Another project lead by Bill Craelius and Sam Phillips is working on an artificial hand designed to give amputees individual control over at least three fingers by using their original nerve pathways. The prototype allows so much control that one amputee has been able to play a keyboard with it. (2,4) The prosthetic uses electrical impulses in the arm from "phantom limb" movement, called residual kinetic imaging (3). The user's original motor pathways are used to control robotic replacement parts without relearning how to move their hands.
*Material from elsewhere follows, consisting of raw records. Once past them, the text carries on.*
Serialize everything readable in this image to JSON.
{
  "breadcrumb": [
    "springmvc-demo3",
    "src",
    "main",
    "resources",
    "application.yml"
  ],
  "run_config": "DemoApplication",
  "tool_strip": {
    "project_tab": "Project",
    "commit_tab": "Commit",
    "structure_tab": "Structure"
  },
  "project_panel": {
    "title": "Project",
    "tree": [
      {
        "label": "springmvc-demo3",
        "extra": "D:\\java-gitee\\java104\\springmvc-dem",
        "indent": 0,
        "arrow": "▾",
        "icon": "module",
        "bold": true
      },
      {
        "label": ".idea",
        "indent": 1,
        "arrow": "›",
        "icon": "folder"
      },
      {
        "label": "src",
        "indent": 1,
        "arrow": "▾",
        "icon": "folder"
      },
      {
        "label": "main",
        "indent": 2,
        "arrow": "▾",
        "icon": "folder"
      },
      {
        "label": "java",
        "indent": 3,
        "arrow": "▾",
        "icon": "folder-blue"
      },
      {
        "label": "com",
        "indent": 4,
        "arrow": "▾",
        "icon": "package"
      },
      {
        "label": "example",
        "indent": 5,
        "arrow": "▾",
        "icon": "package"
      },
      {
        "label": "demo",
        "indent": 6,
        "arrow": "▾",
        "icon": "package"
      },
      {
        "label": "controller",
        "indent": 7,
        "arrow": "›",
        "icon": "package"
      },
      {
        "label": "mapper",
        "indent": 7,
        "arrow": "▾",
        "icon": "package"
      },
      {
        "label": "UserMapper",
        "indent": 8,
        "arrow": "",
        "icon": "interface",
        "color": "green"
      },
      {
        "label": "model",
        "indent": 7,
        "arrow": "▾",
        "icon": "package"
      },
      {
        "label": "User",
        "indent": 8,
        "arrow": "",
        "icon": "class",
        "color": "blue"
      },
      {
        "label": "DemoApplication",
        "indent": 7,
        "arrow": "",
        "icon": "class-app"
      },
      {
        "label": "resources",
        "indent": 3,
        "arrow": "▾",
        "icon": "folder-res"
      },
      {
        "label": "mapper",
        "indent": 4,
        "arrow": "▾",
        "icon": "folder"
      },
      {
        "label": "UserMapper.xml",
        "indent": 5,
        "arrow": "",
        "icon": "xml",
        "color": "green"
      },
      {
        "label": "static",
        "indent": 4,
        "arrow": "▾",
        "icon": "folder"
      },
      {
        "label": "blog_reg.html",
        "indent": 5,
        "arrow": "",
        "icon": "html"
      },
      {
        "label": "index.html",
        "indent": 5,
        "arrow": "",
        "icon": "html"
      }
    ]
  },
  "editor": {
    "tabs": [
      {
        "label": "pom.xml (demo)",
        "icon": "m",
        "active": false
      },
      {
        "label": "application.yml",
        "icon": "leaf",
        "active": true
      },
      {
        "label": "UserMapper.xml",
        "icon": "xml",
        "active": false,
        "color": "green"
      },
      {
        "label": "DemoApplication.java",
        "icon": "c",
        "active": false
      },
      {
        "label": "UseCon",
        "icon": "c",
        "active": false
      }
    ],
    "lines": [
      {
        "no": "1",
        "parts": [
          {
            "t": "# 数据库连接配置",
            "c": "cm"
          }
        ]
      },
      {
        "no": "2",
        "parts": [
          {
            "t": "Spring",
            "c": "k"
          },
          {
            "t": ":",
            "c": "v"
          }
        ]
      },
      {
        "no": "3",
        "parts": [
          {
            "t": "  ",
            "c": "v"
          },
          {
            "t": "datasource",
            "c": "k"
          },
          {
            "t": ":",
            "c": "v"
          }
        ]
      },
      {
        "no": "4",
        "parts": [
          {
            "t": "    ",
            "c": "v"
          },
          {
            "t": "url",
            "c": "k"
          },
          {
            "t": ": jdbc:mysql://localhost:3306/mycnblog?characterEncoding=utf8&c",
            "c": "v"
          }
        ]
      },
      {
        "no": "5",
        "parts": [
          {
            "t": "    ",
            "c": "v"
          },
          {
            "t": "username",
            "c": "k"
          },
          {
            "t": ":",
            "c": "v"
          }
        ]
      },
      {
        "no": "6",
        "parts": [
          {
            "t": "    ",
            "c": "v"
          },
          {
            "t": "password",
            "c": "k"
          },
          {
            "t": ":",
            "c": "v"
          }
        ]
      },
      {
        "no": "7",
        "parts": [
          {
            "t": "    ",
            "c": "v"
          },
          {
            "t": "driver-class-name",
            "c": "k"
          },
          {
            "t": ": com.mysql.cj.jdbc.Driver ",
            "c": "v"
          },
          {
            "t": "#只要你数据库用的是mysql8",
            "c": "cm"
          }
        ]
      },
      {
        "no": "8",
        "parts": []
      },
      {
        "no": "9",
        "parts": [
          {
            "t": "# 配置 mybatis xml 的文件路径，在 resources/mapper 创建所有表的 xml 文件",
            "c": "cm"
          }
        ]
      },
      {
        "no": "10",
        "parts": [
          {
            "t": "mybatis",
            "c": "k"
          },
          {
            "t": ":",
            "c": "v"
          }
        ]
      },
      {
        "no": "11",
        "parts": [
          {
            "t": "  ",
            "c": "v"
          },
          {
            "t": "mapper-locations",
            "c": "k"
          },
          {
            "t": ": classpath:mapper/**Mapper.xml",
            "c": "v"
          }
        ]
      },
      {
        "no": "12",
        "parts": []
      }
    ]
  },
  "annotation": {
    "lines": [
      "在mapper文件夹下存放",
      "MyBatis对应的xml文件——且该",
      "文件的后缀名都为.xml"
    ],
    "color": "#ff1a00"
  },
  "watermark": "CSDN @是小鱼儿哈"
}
Oxford Orthopaedic Engineering Centre Dr Peter Kyberd has been working on a new prosthetic hand that is controlled by a small computer contained within it. The hand uses low-level signals generated by the user flexing muscles in the forearm, and translates them into action. The user of the hand can give three basic instructions: open, close, and grip. What makes the device unique is that sensors inside it allow it to decide what grip shape to adopt and how hard to squeeze. If it feels an object slipping, it will automatically grip harder without the user's intervention. (5,6)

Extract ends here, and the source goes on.